Objective
Patients with chronic ankle instability (CAI) may experience ankle force sense deficits due to mechanoreceptor injury and proprioceptive deafferentation in the affected ankles. This study aimed to systematically review the literature and investigate (1) whether patients with CAI have impaired force sense when compared with uninjured contralateral sides or healthy controls, and (2) which characteristics of CAI (e.g., any measurement of CAI symptoms, clinical questionnaires, or functional tests on the injured ankles) are correlated with force sense deficits.
Type
Systematic review and meta‐analysis.
Literature Survey
PubMed, Embase, Web of Science, Cochrane Library, Scopus, CINAHL, and SPORTDiscus were searched for ankle‐related, injury‐related, and force sense‐related terms from inception to February 2, 2022.
Methodology
The following information was extracted from included articles: demographic data, sample size, selection criteria, methodology, force reproduction test outcomes, and correlations between force sense and other characteristics of CAI. Meta‐analyses were conducted for the force sense outcomes, and a narrative review was undertaken for the correlation between force sense deficits and other characteristics of CAI.
Synthesis
Eight studies were included.

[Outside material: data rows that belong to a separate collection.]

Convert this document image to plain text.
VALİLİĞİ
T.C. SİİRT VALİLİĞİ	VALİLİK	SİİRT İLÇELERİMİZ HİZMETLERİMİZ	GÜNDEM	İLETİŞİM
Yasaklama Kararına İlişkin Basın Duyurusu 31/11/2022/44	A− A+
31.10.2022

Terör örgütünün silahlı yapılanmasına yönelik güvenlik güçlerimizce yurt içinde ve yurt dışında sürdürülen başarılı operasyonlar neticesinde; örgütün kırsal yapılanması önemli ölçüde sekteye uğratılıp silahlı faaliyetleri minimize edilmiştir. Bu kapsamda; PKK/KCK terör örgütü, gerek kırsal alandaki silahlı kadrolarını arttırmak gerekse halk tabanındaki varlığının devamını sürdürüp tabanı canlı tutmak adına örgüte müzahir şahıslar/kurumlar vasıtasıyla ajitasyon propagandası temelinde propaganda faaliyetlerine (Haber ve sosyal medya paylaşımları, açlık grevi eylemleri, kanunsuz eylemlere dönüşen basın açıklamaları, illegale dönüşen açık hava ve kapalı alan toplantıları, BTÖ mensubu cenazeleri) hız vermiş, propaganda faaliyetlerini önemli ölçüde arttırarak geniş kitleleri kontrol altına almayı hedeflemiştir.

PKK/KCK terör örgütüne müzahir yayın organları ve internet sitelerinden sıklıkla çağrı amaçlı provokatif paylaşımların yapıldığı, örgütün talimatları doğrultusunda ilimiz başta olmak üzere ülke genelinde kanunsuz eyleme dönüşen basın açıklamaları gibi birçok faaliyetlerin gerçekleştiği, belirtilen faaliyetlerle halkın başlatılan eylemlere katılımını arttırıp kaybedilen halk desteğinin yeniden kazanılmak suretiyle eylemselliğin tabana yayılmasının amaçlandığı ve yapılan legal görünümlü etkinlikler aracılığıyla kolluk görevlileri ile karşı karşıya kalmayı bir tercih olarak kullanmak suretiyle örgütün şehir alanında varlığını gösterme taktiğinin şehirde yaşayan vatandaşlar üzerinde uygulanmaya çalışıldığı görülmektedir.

The meta‐analyses revealed eversion force sense deficits of the injured ankles in absolute error (magnitude of force reproduction error) at 20% maximal voluntary isometric contractions (MVIC) (standardized mean difference [SMD] = 0.67, 95% confidence interval [CI] 0.23–1.11) and variable error (consistency of force reproduction) at 30% MVIC (SMD = 0.46, 95% CI 0.07–0.85), as compared with healthy controls. None of the included studies reported a significant correlation between these two deficits and other characteristics of CAI.
Conclusions
Patients with CAI have eversion force sense deficits in the magnitude of force reproduction error at 20% MVIC and the consistency of force reproduction at 30% MVIC.